2 The vapour absorption system uses heat energy to change the condition of the refrigerant from the evaporator. The vapour compression system uses mechanical energy to change the condition of the refrigerant from the evaporator.

3. The vapour absorption systems are usually designed to use steam, either at high pressure or low pressure. The exhaust steam from furnaces and solar energy may also be used. Thus this system can be used where the electric power is difficult to obtain or is very expensive.

4. The vapour absorption systems can operate at reduced evaporator
pressure and temperature by increasing the steam pressure to the generator, with little decrease in capacity. But the capacity of vapour compression system drops rapidly with lowered evaporator pressure.

5. The load variations does not effect the performance of a vapour
absorption system. The load variations are met by controlling the quantity of aqua circulated and the quantity of steam supplied to the generator.
The performance of a vapour compression system at partial loads is poor.
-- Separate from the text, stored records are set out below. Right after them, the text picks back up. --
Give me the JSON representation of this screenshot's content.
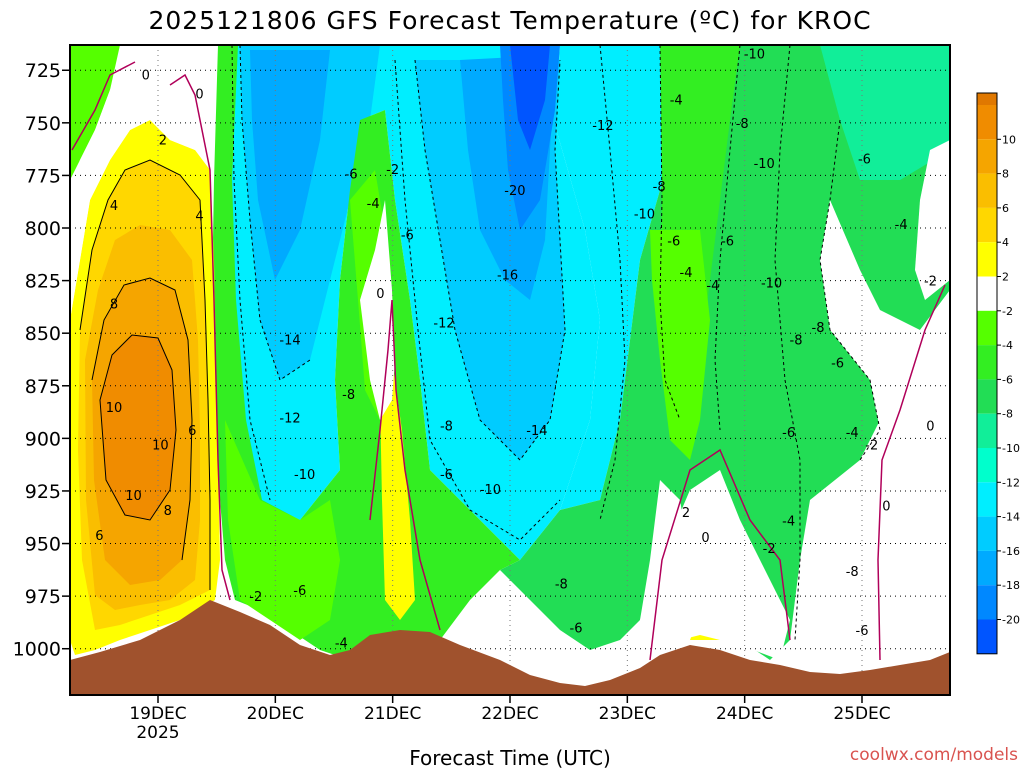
{
  "chart_data": {
    "type": "heatmap",
    "title": "2025121806 GFS Forecast Temperature (ºC) for KROC",
    "xlabel": "Forecast Time (UTC)",
    "ylabel": "",
    "credit": "coolwx.com/models",
    "y_ticks": [
      "725",
      "750",
      "775",
      "800",
      "825",
      "850",
      "875",
      "900",
      "925",
      "950",
      "975",
      "1000"
    ],
    "y_values": [
      725,
      750,
      775,
      800,
      825,
      850,
      875,
      900,
      925,
      950,
      975,
      1000
    ],
    "ylim": [
      1022,
      713
    ],
    "x_ticks": [
      {
        "label": "19DEC",
        "sub": "2025",
        "hour": 18
      },
      {
        "label": "20DEC",
        "sub": "",
        "hour": 42
      },
      {
        "label": "21DEC",
        "sub": "",
        "hour": 66
      },
      {
        "label": "22DEC",
        "sub": "",
        "hour": 90
      },
      {
        "label": "23DEC",
        "sub": "",
        "hour": 114
      },
      {
        "label": "24DEC",
        "sub": "",
        "hour": 138
      },
      {
        "label": "25DEC",
        "sub": "",
        "hour": 162
      }
    ],
    "xlim": [
      0,
      180
    ],
    "colorbar": {
      "levels": [
        {
          "label": "10",
          "color": "#f08c00"
        },
        {
          "label": "8",
          "color": "#f5a500"
        },
        {
          "label": "6",
          "color": "#fabe00"
        },
        {
          "label": "4",
          "color": "#ffd700"
        },
        {
          "label": "2",
          "color": "#ffff00"
        },
        {
          "label": "-2",
          "color": "#ffffff"
        },
        {
          "label": "-4",
          "color": "#55ff00"
        },
        {
          "label": "-6",
          "color": "#33ee22"
        },
        {
          "label": "-8",
          "color": "#22dd55"
        },
        {
          "label": "-10",
          "color": "#11ee99"
        },
        {
          "label": "-12",
          "color": "#00ffcc"
        },
        {
          "label": "-14",
          "color": "#00eeff"
        },
        {
          "label": "-16",
          "color": "#00ccff"
        },
        {
          "label": "-18",
          "color": "#00aaff"
        },
        {
          "label": "-20",
          "color": "#0088ff"
        },
        {
          "label": "",
          "color": "#0055ff"
        }
      ],
      "top_color": "#e07800"
    },
    "contour_labels": [
      {
        "text": "0",
        "hour": 15.5,
        "p": 727
      },
      {
        "text": "0",
        "hour": 26.5,
        "p": 736
      },
      {
        "text": "2",
        "hour": 19,
        "p": 758
      },
      {
        "text": "4",
        "hour": 9,
        "p": 789
      },
      {
        "text": "4",
        "hour": 26.5,
        "p": 794
      },
      {
        "text": "8",
        "hour": 9,
        "p": 836
      },
      {
        "text": "10",
        "hour": 9,
        "p": 885
      },
      {
        "text": "10",
        "hour": 18.5,
        "p": 903
      },
      {
        "text": "6",
        "hour": 25,
        "p": 896
      },
      {
        "text": "10",
        "hour": 13,
        "p": 927
      },
      {
        "text": "8",
        "hour": 20,
        "p": 934
      },
      {
        "text": "6",
        "hour": 6,
        "p": 946
      },
      {
        "text": "-2",
        "hour": 38,
        "p": 975
      },
      {
        "text": "-6",
        "hour": 47,
        "p": 972
      },
      {
        "text": "-14",
        "hour": 45,
        "p": 853
      },
      {
        "text": "-12",
        "hour": 45,
        "p": 890
      },
      {
        "text": "-10",
        "hour": 48,
        "p": 917
      },
      {
        "text": "-8",
        "hour": 57,
        "p": 879
      },
      {
        "text": "-6",
        "hour": 57.5,
        "p": 774
      },
      {
        "text": "-4",
        "hour": 62,
        "p": 788
      },
      {
        "text": "-2",
        "hour": 66,
        "p": 772
      },
      {
        "text": "0",
        "hour": 63.5,
        "p": 831
      },
      {
        "text": "-6",
        "hour": 69,
        "p": 803
      },
      {
        "text": "-4",
        "hour": 55.5,
        "p": 997
      },
      {
        "text": "-12",
        "hour": 76.5,
        "p": 845
      },
      {
        "text": "-8",
        "hour": 77,
        "p": 894
      },
      {
        "text": "-6",
        "hour": 77,
        "p": 917
      },
      {
        "text": "-10",
        "hour": 86,
        "p": 924
      },
      {
        "text": "-14",
        "hour": 95.5,
        "p": 896
      },
      {
        "text": "-16",
        "hour": 89.5,
        "p": 822
      },
      {
        "text": "-20",
        "hour": 91,
        "p": 782
      },
      {
        "text": "-12",
        "hour": 109,
        "p": 751
      },
      {
        "text": "-10",
        "hour": 117.5,
        "p": 793
      },
      {
        "text": "-8",
        "hour": 120.5,
        "p": 780
      },
      {
        "text": "-6",
        "hour": 123.5,
        "p": 806
      },
      {
        "text": "-4",
        "hour": 126,
        "p": 821
      },
      {
        "text": "-4",
        "hour": 124,
        "p": 739
      },
      {
        "text": "-8",
        "hour": 100.5,
        "p": 969
      },
      {
        "text": "-6",
        "hour": 103.5,
        "p": 990
      },
      {
        "text": "-4",
        "hour": 131.5,
        "p": 827
      },
      {
        "text": "-6",
        "hour": 134.5,
        "p": 806
      },
      {
        "text": "-8",
        "hour": 137.5,
        "p": 750
      },
      {
        "text": "-10",
        "hour": 140,
        "p": 717
      },
      {
        "text": "-10",
        "hour": 142,
        "p": 769
      },
      {
        "text": "-10",
        "hour": 143.5,
        "p": 826
      },
      {
        "text": "-8",
        "hour": 148.5,
        "p": 853
      },
      {
        "text": "-8",
        "hour": 153,
        "p": 847
      },
      {
        "text": "-6",
        "hour": 157,
        "p": 864
      },
      {
        "text": "-6",
        "hour": 162.5,
        "p": 767
      },
      {
        "text": "-4",
        "hour": 170,
        "p": 798
      },
      {
        "text": "-2",
        "hour": 176,
        "p": 825
      },
      {
        "text": "-6",
        "hour": 147,
        "p": 897
      },
      {
        "text": "-4",
        "hour": 147,
        "p": 939
      },
      {
        "text": "-2",
        "hour": 143,
        "p": 952
      },
      {
        "text": "-4",
        "hour": 160,
        "p": 897
      },
      {
        "text": "-2",
        "hour": 164,
        "p": 903
      },
      {
        "text": "0",
        "hour": 176,
        "p": 894
      },
      {
        "text": "0",
        "hour": 167,
        "p": 932
      },
      {
        "text": "-8",
        "hour": 160,
        "p": 963
      },
      {
        "text": "-6",
        "hour": 162,
        "p": 991
      },
      {
        "text": "2",
        "hour": 126,
        "p": 935
      },
      {
        "text": "0",
        "hour": 130,
        "p": 947
      }
    ]
  }
}
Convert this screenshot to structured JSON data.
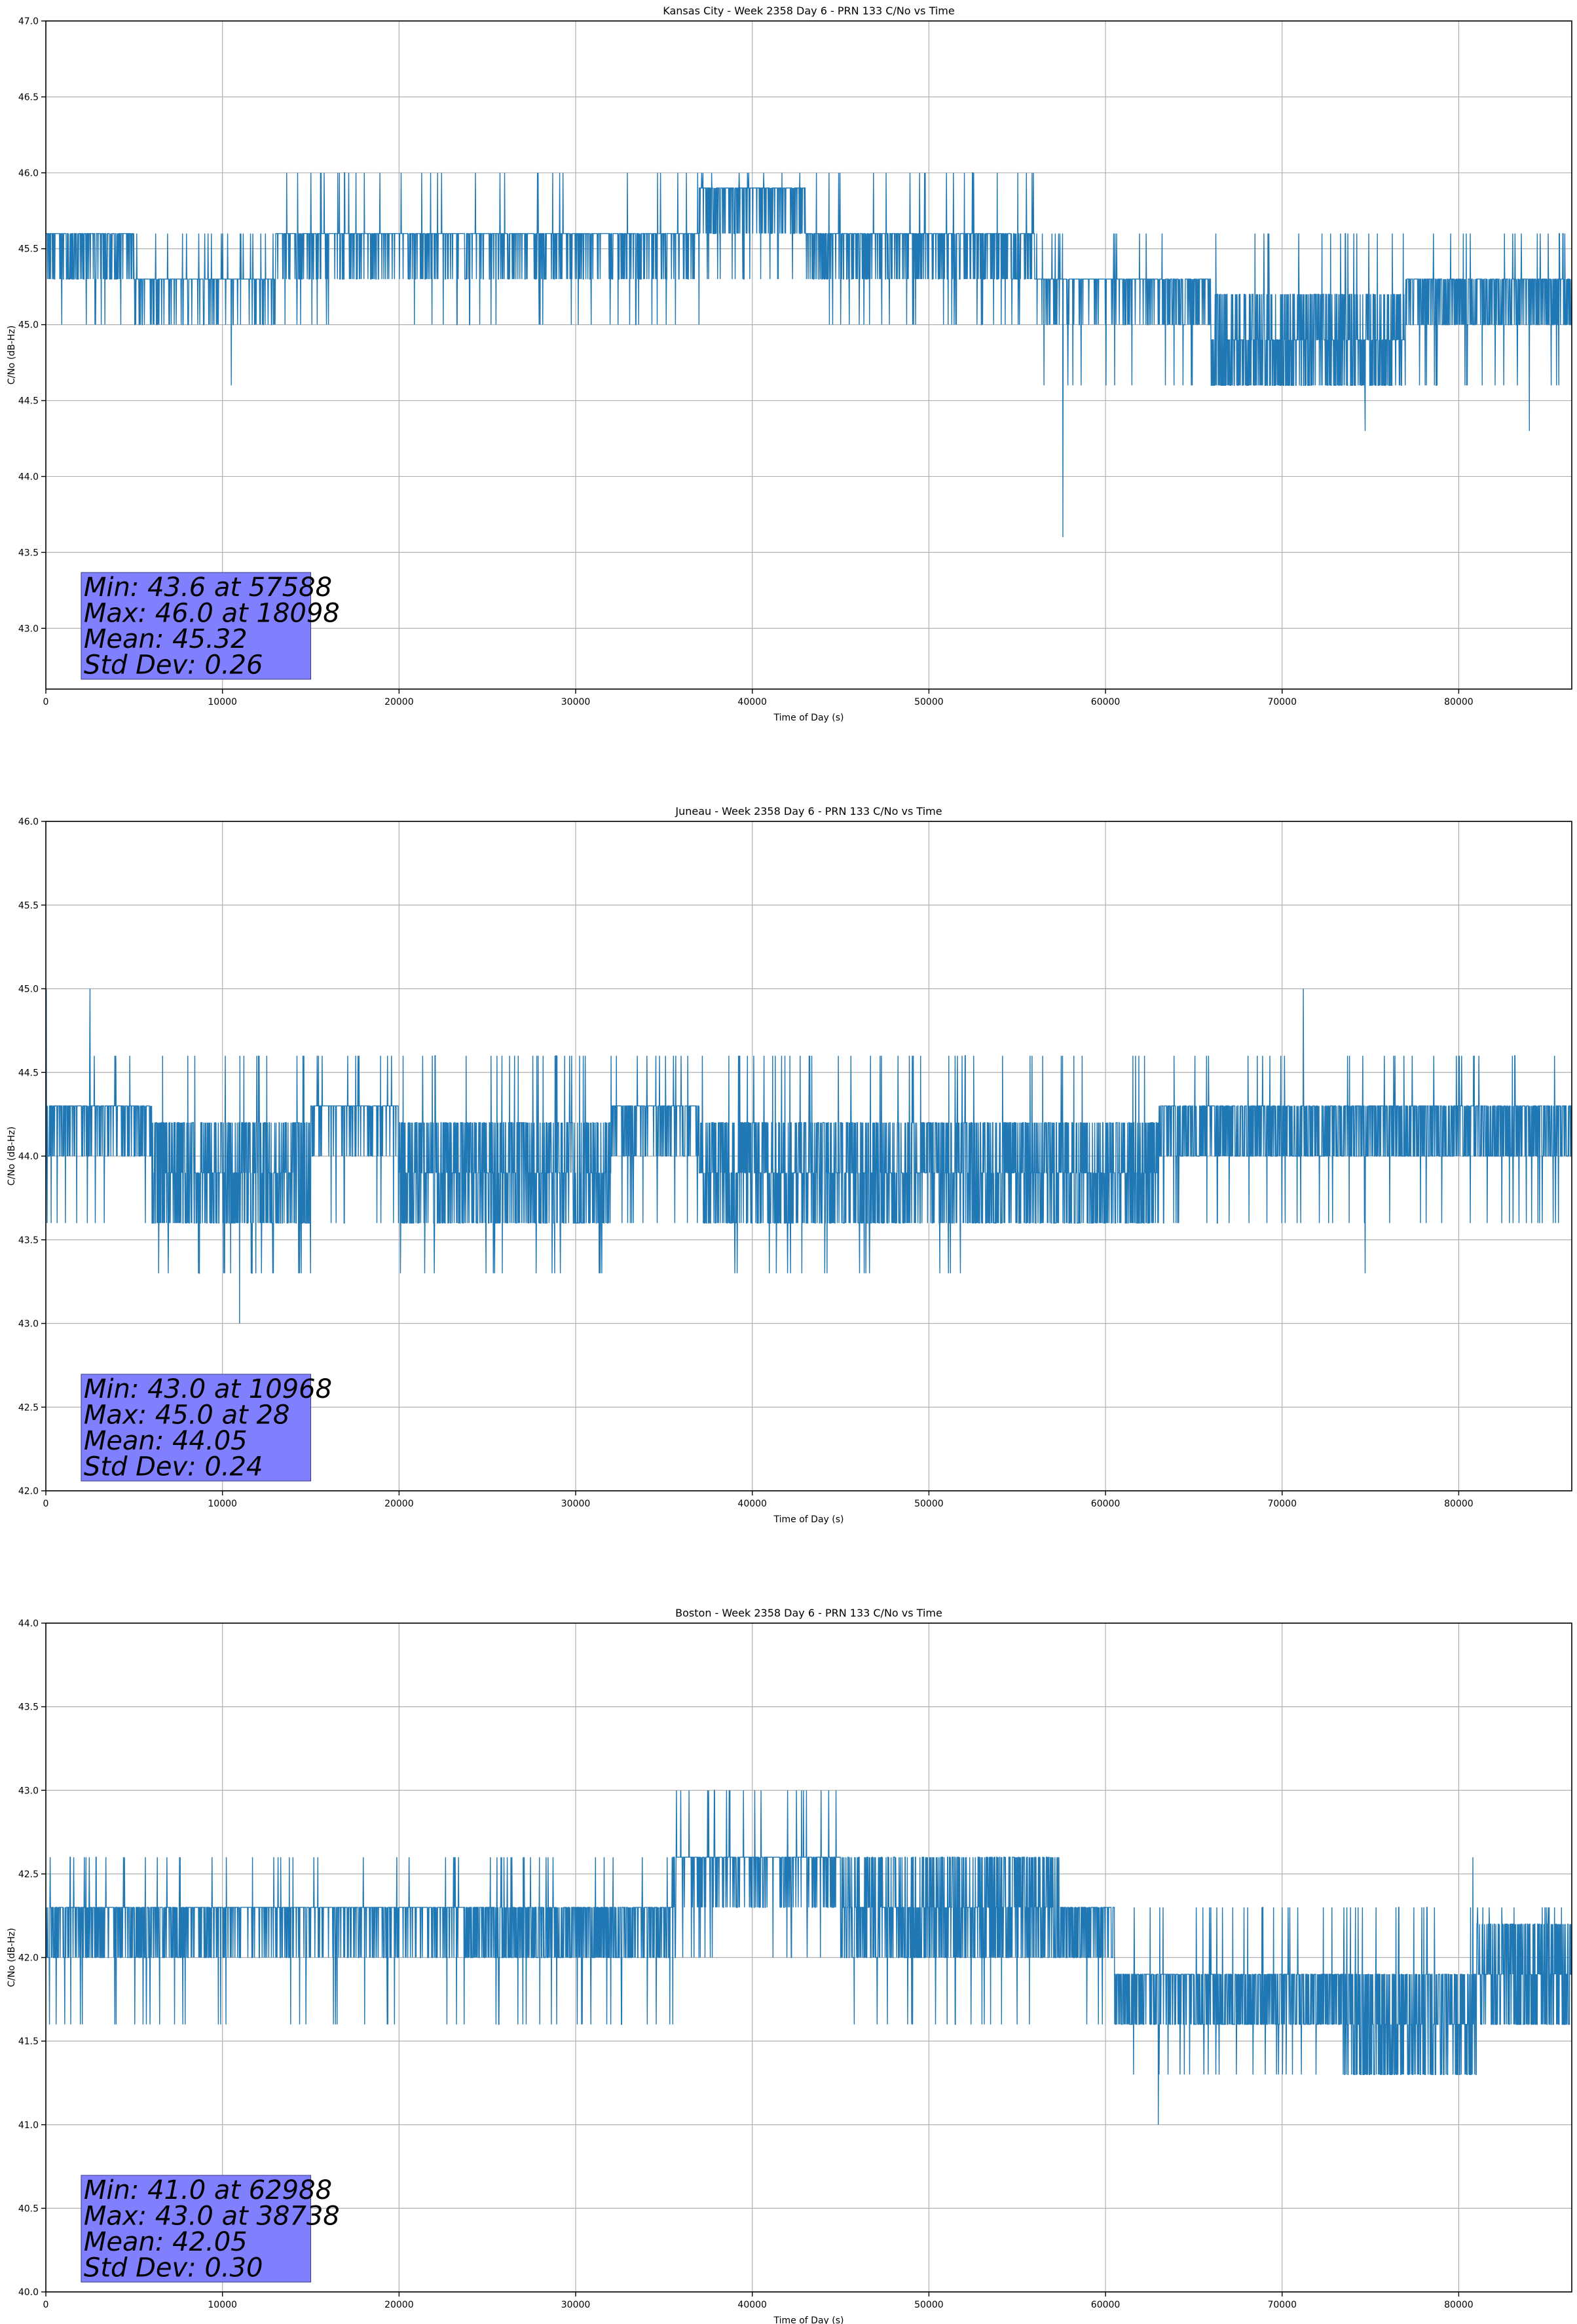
{
  "chart_data": [
    {
      "type": "line",
      "title": "Kansas City - Week 2358 Day 6 - PRN 133 C/No vs Time",
      "xlabel": "Time of Day (s)",
      "ylabel": "C/No (dB-Hz)",
      "xlim": [
        0,
        86400
      ],
      "ylim": [
        42.6,
        47.0
      ],
      "xticks": [
        0,
        10000,
        20000,
        30000,
        40000,
        50000,
        60000,
        70000,
        80000
      ],
      "yticks": [
        43.0,
        43.5,
        44.0,
        44.5,
        45.0,
        45.5,
        46.0,
        46.5,
        47.0
      ],
      "grid": true,
      "series": [
        {
          "name": "C/No",
          "color": "#1f77b4",
          "quantization_step": 0.3,
          "segments": [
            {
              "x_start": 0,
              "x_end": 5000,
              "band": [
                45.3,
                45.6
              ],
              "outlier_low": 45.0,
              "outlier_high": 45.6,
              "bias": 0.7
            },
            {
              "x_start": 5000,
              "x_end": 13000,
              "band": [
                45.0,
                45.3
              ],
              "outlier_low": 45.0,
              "outlier_high": 45.6,
              "bias": 0.85
            },
            {
              "x_start": 13000,
              "x_end": 37000,
              "band": [
                45.3,
                45.6
              ],
              "outlier_low": 45.0,
              "outlier_high": 46.0,
              "bias": 0.8
            },
            {
              "x_start": 37000,
              "x_end": 43000,
              "band": [
                45.6,
                46.0
              ],
              "outlier_low": 45.3,
              "outlier_high": 46.0,
              "bias": 0.7
            },
            {
              "x_start": 43000,
              "x_end": 56000,
              "band": [
                45.3,
                45.6
              ],
              "outlier_low": 45.0,
              "outlier_high": 46.0,
              "bias": 0.75
            },
            {
              "x_start": 56000,
              "x_end": 66000,
              "band": [
                45.0,
                45.3
              ],
              "outlier_low": 44.6,
              "outlier_high": 45.6,
              "bias": 0.8
            },
            {
              "x_start": 66000,
              "x_end": 77000,
              "band": [
                44.6,
                45.3
              ],
              "outlier_low": 44.6,
              "outlier_high": 45.6,
              "bias": 0.5
            },
            {
              "x_start": 77000,
              "x_end": 86400,
              "band": [
                45.0,
                45.3
              ],
              "outlier_low": 44.6,
              "outlier_high": 45.6,
              "bias": 0.6
            }
          ],
          "spikes": [
            [
              10500,
              44.6
            ],
            [
              57588,
              43.6
            ],
            [
              74700,
              44.3
            ],
            [
              84000,
              44.3
            ]
          ]
        }
      ],
      "stats": {
        "min_label": "Min: 43.6 at 57588",
        "max_label": "Max: 46.0 at 18098",
        "mean_label": "Mean: 45.32",
        "std_label": "Std Dev: 0.26",
        "box_color": "#8080ff"
      }
    },
    {
      "type": "line",
      "title": "Juneau - Week 2358 Day 6 - PRN 133 C/No vs Time",
      "xlabel": "Time of Day (s)",
      "ylabel": "C/No (dB-Hz)",
      "xlim": [
        0,
        86400
      ],
      "ylim": [
        42.0,
        46.0
      ],
      "xticks": [
        0,
        10000,
        20000,
        30000,
        40000,
        50000,
        60000,
        70000,
        80000
      ],
      "yticks": [
        42.0,
        42.5,
        43.0,
        43.5,
        44.0,
        44.5,
        45.0,
        45.5,
        46.0
      ],
      "grid": true,
      "series": [
        {
          "name": "C/No",
          "color": "#1f77b4",
          "quantization_step": 0.3,
          "segments": [
            {
              "x_start": 0,
              "x_end": 6000,
              "band": [
                44.0,
                44.3
              ],
              "outlier_low": 43.6,
              "outlier_high": 44.6,
              "bias": 0.7
            },
            {
              "x_start": 6000,
              "x_end": 15000,
              "band": [
                43.6,
                44.3
              ],
              "outlier_low": 43.3,
              "outlier_high": 44.6,
              "bias": 0.5
            },
            {
              "x_start": 15000,
              "x_end": 20000,
              "band": [
                44.0,
                44.3
              ],
              "outlier_low": 43.6,
              "outlier_high": 44.6,
              "bias": 0.8
            },
            {
              "x_start": 20000,
              "x_end": 32000,
              "band": [
                43.6,
                44.3
              ],
              "outlier_low": 43.3,
              "outlier_high": 44.6,
              "bias": 0.5
            },
            {
              "x_start": 32000,
              "x_end": 37000,
              "band": [
                44.0,
                44.3
              ],
              "outlier_low": 43.6,
              "outlier_high": 44.6,
              "bias": 0.75
            },
            {
              "x_start": 37000,
              "x_end": 52000,
              "band": [
                43.6,
                44.3
              ],
              "outlier_low": 43.3,
              "outlier_high": 44.6,
              "bias": 0.55
            },
            {
              "x_start": 52000,
              "x_end": 63000,
              "band": [
                43.6,
                44.3
              ],
              "outlier_low": 43.6,
              "outlier_high": 44.6,
              "bias": 0.55
            },
            {
              "x_start": 63000,
              "x_end": 86400,
              "band": [
                44.0,
                44.3
              ],
              "outlier_low": 43.6,
              "outlier_high": 44.6,
              "bias": 0.55
            }
          ],
          "spikes": [
            [
              28,
              45.0
            ],
            [
              2500,
              45.0
            ],
            [
              10968,
              43.0
            ],
            [
              71200,
              45.0
            ],
            [
              74700,
              43.3
            ]
          ]
        }
      ],
      "stats": {
        "min_label": "Min: 43.0 at 10968",
        "max_label": "Max: 45.0 at 28",
        "mean_label": "Mean: 44.05",
        "std_label": "Std Dev: 0.24",
        "box_color": "#8080ff"
      }
    },
    {
      "type": "line",
      "title": "Boston - Week 2358 Day 6 - PRN 133 C/No vs Time",
      "xlabel": "Time of Day (s)",
      "ylabel": "C/No (dB-Hz)",
      "xlim": [
        0,
        86400
      ],
      "ylim": [
        40.0,
        44.0
      ],
      "xticks": [
        0,
        10000,
        20000,
        30000,
        40000,
        50000,
        60000,
        70000,
        80000
      ],
      "yticks": [
        40.0,
        40.5,
        41.0,
        41.5,
        42.0,
        42.5,
        43.0,
        43.5,
        44.0
      ],
      "grid": true,
      "series": [
        {
          "name": "C/No",
          "color": "#1f77b4",
          "quantization_step": 0.3,
          "segments": [
            {
              "x_start": 0,
              "x_end": 7500,
              "band": [
                42.0,
                42.3
              ],
              "outlier_low": 41.6,
              "outlier_high": 42.6,
              "bias": 0.65
            },
            {
              "x_start": 7500,
              "x_end": 23500,
              "band": [
                42.0,
                42.3
              ],
              "outlier_low": 41.6,
              "outlier_high": 42.6,
              "bias": 0.8
            },
            {
              "x_start": 23500,
              "x_end": 35500,
              "band": [
                42.0,
                42.3
              ],
              "outlier_low": 41.6,
              "outlier_high": 42.6,
              "bias": 0.6
            },
            {
              "x_start": 35500,
              "x_end": 45000,
              "band": [
                42.3,
                42.6
              ],
              "outlier_low": 42.0,
              "outlier_high": 43.0,
              "bias": 0.8
            },
            {
              "x_start": 45000,
              "x_end": 57500,
              "band": [
                42.0,
                42.6
              ],
              "outlier_low": 41.6,
              "outlier_high": 42.6,
              "bias": 0.6
            },
            {
              "x_start": 57500,
              "x_end": 60500,
              "band": [
                42.0,
                42.3
              ],
              "outlier_low": 41.6,
              "outlier_high": 42.3,
              "bias": 0.6
            },
            {
              "x_start": 60500,
              "x_end": 73500,
              "band": [
                41.6,
                42.0
              ],
              "outlier_low": 41.3,
              "outlier_high": 42.3,
              "bias": 0.6
            },
            {
              "x_start": 73500,
              "x_end": 81000,
              "band": [
                41.3,
                42.0
              ],
              "outlier_low": 41.3,
              "outlier_high": 42.3,
              "bias": 0.5
            },
            {
              "x_start": 81000,
              "x_end": 86400,
              "band": [
                41.6,
                42.3
              ],
              "outlier_low": 41.6,
              "outlier_high": 42.3,
              "bias": 0.5
            }
          ],
          "spikes": [
            [
              38738,
              43.0
            ],
            [
              39500,
              43.0
            ],
            [
              42000,
              43.0
            ],
            [
              42500,
              43.0
            ],
            [
              62988,
              41.0
            ],
            [
              80800,
              42.6
            ]
          ]
        }
      ],
      "stats": {
        "min_label": "Min: 41.0 at 62988",
        "max_label": "Max: 43.0 at 38738",
        "mean_label": "Mean: 42.05",
        "std_label": "Std Dev: 0.30",
        "box_color": "#8080ff"
      }
    }
  ]
}
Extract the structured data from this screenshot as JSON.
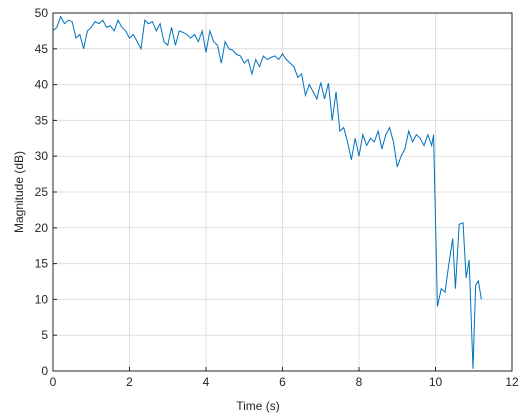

6 In the vapour absorption system, the liquid refrigerant leaving the
evaporator has no bad effect on the system except that of reducing the refrigerating effect. In the vapour compression system, it is essential to superheat the vapour refrigerant leaving the evaporator so that no liquid may enter the compressor.

7. The vapour absorption systems can be built in capacities well above 1000 tonnes of refrigeration each which is the largest size for single compressor units.

8 The space requirements and automatic control requirements favour the
absorption system more and more as the desired evaporator temperature drops.